High-order finite element methods for incompressible variable density flow

Abstract: The simulation of fluid flow is a challenging and important problem in science and engineering. This thesis primarily focuses on developing finite element methods for simulating subsonic two-phase flows with varying densities, described by the variable density incompressible Navier-Stokes equations. These equations are commonly used to model a wide range of phenomena, including aerodynamic forces around vehicles, climate and weather prediction, combustion and the spread of pollution.Incompressible flow is characterized by the velocity field satisfying the divergence-free condition. However, numerically satisfying this condition is one of the main challenges in simulating such flows. In practice, this condition is rarely satisfied exactly, which can result in stability and conservation issues in computations. Moreover, enforcing the divergence-free condition is a primary computational bottleneck for incompressible flow solvers. To improve computational efficiency, we explore and develop artificial compressibility techniques, which regularize this constraint. Additionally, we develop a new practical and useful formulation for variable density flow.
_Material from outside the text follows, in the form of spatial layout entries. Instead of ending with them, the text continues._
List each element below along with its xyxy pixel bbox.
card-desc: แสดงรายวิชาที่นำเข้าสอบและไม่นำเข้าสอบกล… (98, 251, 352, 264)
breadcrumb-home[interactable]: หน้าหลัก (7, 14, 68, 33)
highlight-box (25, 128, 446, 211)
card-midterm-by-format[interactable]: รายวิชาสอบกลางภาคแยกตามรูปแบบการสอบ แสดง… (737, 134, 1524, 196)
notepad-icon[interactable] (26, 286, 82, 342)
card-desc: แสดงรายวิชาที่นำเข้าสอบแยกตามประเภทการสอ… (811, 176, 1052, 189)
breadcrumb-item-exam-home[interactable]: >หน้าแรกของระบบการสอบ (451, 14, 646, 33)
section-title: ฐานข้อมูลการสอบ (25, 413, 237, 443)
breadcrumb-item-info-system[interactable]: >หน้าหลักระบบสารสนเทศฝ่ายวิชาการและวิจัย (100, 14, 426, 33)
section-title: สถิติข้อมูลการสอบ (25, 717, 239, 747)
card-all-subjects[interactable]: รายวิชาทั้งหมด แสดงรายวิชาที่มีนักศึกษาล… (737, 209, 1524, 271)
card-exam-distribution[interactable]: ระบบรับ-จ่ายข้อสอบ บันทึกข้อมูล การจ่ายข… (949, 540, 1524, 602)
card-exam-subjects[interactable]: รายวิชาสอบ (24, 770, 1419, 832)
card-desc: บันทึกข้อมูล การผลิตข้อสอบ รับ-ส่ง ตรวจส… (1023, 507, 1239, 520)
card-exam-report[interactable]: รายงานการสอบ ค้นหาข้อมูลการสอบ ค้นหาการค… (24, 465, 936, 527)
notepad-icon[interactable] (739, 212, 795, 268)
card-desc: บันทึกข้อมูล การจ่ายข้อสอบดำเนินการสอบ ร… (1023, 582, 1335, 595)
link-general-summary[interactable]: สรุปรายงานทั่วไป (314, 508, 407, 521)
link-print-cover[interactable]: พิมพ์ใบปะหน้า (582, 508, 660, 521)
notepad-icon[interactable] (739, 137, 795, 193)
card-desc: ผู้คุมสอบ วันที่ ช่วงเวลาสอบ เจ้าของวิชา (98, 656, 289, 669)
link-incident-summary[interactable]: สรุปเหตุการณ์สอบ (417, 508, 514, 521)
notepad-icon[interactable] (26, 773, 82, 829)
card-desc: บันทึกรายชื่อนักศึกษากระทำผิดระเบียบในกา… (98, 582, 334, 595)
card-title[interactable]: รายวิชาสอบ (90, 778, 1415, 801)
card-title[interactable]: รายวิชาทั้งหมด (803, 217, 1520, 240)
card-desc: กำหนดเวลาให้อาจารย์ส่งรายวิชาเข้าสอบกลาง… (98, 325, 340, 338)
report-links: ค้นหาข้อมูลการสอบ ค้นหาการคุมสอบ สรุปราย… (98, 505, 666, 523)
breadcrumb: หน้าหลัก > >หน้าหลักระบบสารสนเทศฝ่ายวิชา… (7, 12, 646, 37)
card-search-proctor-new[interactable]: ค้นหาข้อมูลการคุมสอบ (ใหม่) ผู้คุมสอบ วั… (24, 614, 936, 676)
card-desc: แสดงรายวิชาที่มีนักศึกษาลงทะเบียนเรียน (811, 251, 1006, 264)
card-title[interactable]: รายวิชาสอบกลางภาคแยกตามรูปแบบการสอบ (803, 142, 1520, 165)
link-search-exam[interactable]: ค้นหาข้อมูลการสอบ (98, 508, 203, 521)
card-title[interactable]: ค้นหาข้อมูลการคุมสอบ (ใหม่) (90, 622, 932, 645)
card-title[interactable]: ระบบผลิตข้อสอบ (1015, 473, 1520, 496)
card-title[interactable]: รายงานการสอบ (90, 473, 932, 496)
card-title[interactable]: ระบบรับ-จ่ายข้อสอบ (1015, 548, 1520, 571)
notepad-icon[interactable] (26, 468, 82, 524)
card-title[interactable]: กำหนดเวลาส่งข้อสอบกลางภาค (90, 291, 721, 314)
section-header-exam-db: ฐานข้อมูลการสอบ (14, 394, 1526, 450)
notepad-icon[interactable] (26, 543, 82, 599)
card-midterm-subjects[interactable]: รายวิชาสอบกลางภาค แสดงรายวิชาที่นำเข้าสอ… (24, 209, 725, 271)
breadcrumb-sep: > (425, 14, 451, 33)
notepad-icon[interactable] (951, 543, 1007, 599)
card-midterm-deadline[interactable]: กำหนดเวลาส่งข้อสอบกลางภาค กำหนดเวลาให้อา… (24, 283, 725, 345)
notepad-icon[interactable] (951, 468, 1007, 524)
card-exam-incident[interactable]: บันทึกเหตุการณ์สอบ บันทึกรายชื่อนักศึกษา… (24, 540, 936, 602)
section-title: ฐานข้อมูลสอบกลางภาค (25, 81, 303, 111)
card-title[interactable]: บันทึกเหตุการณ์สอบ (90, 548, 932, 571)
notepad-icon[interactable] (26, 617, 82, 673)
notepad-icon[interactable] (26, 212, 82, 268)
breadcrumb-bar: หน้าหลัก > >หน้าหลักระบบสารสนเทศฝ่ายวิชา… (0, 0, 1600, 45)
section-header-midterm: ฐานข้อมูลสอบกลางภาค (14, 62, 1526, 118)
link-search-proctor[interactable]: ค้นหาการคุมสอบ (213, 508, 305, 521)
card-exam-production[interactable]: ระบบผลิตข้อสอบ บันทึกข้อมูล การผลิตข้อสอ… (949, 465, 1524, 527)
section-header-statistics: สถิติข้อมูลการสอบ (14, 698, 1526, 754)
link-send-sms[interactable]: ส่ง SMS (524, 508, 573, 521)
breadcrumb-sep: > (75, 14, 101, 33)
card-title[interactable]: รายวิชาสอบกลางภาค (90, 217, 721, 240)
This formulation allows Galerkin methods to enhance conservation properties when the divergence-free condition is not strongly enforced, leading to significantly improved accuracy and robustness.Another primary difficulty in simulating fluid flows arises from the challenge of accurately representing underresolved flows, where the mesh resolution cannot capture the gradient of the true solution. This leads to stability issues unless appropriate stabilization techniques are used. In this thesis, we develop new high-order accurate artificial viscosity techniques to deal with this issue. Furthermore, we thoroughly investigate the properties of viscous regularizations, ensuring that kinetic energy stability is guaranteed when using artificial viscosity.